The city’s zigzag border breaks the community into two sections: coastline-hugging South Redondo with a remarkably chain-free shopping district and a hilly northern stretch that snakes east of Hermosa Beach and Manhattan Beach to Hawthorne and Lawndale.
Family-friendly Redondo is the least expensive beach city within easy commuting distance to Hollywood and the Westside.
Homes on South Redondo’s alphabet avenues -- a diverse mix of older cottages, condos and million-dollar-plus homes -- have breathtaking views of the Pacific without the crime found in Venice and Santa Monica.
Parents in Redondo’s Golden Hills section between Hermosa and Manhattan beaches have been sending their children to highly regarded Mira Costa High School in Manhattan Beach for years, although the school district could curb the practice if attendance grows too high. This would mean a longer trip to Redondo Union High School, which tests well above average but not at the same level as Mira Costa.
Good news, bad news
Redondo’s relatively affordable prices have kept home sales brisk, according to Lorie O’Connor of South Bay Brokers. As demand rises, however, older homes are being torn down and one or two bigger homes are being built in their place, adding density sometimes at the expense of charm.
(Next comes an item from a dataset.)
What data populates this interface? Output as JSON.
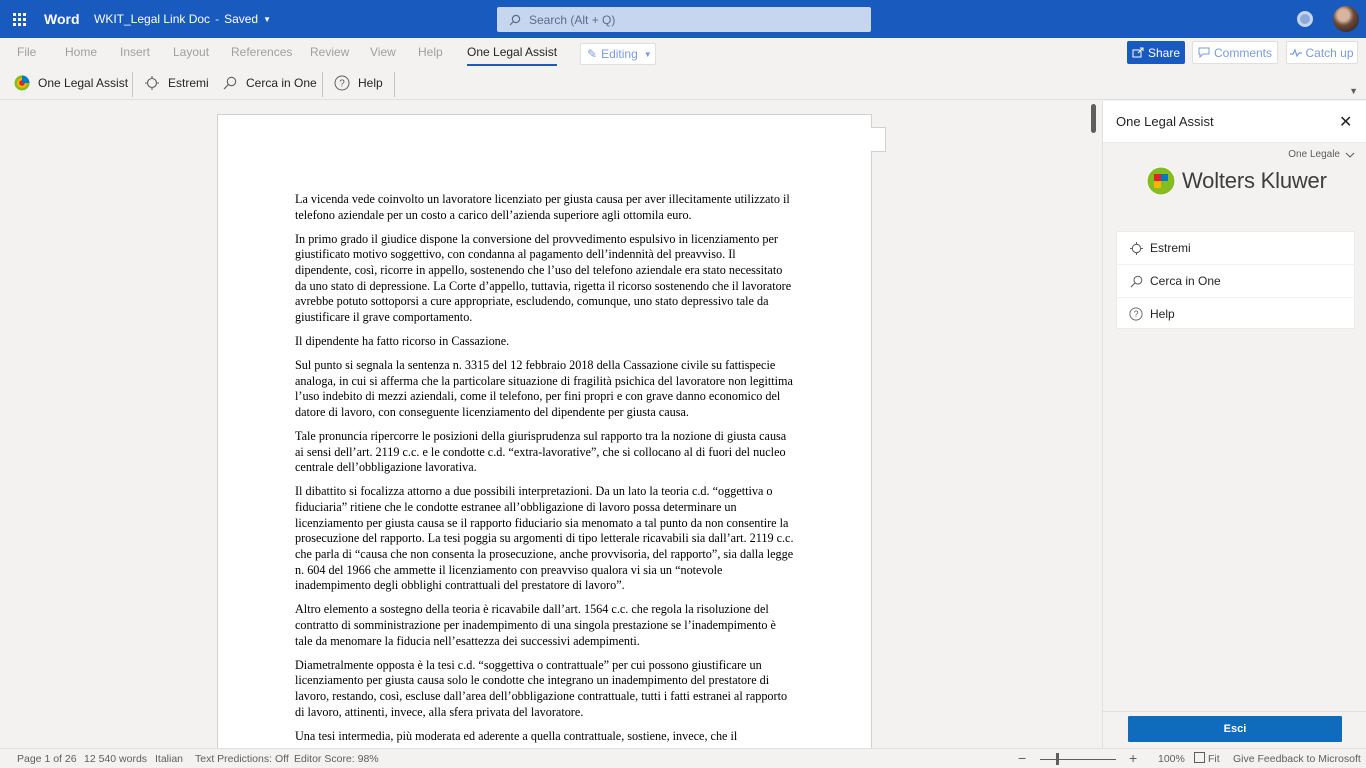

The city recently gave the pier a face lift but couldn’t remove all the tackiness, making for a strange mix of upscale eateries and souvenir stands.
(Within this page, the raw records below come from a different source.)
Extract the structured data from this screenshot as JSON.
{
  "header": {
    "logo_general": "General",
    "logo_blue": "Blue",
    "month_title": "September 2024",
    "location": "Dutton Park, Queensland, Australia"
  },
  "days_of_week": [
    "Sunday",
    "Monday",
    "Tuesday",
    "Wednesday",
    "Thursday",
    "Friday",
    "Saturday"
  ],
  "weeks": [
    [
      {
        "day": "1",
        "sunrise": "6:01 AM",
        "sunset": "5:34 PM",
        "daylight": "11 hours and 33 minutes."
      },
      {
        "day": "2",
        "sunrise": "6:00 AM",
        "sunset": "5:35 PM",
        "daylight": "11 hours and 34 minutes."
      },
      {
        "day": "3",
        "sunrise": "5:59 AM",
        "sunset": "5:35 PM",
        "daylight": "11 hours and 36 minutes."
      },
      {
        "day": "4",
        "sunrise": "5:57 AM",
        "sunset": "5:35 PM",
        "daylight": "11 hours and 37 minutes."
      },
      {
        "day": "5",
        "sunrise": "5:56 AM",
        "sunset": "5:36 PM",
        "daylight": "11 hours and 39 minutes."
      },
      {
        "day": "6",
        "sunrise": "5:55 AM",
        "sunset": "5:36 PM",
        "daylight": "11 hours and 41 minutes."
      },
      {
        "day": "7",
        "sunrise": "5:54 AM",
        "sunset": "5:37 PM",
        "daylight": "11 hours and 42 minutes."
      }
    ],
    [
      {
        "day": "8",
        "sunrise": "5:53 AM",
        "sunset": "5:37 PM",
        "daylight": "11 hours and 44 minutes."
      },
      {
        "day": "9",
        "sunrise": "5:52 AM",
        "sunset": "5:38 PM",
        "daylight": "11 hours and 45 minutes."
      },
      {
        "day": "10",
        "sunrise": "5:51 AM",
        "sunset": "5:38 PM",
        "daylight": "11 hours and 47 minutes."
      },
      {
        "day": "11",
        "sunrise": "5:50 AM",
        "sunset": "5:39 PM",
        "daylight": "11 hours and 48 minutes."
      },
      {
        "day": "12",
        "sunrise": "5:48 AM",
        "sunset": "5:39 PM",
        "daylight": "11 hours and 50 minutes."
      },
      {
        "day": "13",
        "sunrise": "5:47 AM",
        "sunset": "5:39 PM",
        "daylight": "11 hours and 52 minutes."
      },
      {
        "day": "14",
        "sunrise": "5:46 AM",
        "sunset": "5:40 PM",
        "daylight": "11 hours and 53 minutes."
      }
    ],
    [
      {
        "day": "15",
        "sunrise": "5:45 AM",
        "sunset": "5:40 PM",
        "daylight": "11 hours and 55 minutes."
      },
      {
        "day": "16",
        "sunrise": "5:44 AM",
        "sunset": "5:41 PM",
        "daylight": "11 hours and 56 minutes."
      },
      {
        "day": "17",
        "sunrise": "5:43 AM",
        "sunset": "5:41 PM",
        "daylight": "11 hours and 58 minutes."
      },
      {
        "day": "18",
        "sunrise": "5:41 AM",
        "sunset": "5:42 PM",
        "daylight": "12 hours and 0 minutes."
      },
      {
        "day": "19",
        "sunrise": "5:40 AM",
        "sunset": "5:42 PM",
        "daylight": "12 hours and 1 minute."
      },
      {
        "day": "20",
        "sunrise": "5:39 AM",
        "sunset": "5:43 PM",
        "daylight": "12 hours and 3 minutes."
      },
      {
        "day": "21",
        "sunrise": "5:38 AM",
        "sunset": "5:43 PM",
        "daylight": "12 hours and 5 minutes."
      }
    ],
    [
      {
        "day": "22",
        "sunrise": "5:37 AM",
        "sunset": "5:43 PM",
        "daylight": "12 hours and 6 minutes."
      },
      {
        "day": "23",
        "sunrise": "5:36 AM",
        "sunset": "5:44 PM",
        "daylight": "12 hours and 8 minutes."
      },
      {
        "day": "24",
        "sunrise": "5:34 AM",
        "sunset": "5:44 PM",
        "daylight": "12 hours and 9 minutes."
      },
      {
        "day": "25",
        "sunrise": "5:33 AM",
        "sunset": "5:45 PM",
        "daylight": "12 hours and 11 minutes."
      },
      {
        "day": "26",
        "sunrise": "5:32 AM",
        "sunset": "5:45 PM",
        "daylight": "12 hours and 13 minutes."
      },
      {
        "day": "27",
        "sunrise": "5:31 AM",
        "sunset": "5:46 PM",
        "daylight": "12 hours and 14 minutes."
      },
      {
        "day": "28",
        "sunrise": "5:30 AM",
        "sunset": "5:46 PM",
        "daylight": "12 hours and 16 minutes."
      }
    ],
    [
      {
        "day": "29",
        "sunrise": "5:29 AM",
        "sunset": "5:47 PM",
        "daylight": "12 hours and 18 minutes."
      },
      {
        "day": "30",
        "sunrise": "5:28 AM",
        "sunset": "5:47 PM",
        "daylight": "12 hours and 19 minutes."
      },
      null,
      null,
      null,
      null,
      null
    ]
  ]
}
Jefferson Elementary School ranked 10 out of 10 on the state’s 2001 Academic Performance Index and 7 out of 10 compared with similar schools. It’s such a draw that parents will consider moving into a less desirable portion of North Redondo. Adams Middle School rated 8 out of 10 on both API indexes last year.
Realtors report high demand in the Golden Hills section and North Redondo for their affordability and access to freeways. Tall skinny houses on 25-by-100-square-foot lots in the Golden Hills area are selling in the $400,000s with larger homes commanding up to $750,000. In desirable South Redondo, “you don’t really get anything below $500,000, and that’s a tear down,” said Mary Stansbury of Re/Max Beach Cities.
On the market
The first week of November there were 62 homes on the market, the bulk in North Redondo, according to Realtor Don Karasevicz of Re/Max Beach Cities.
Redondo has 8,747 single-family residences and nearly as many condos. There are 12,674 apartment units.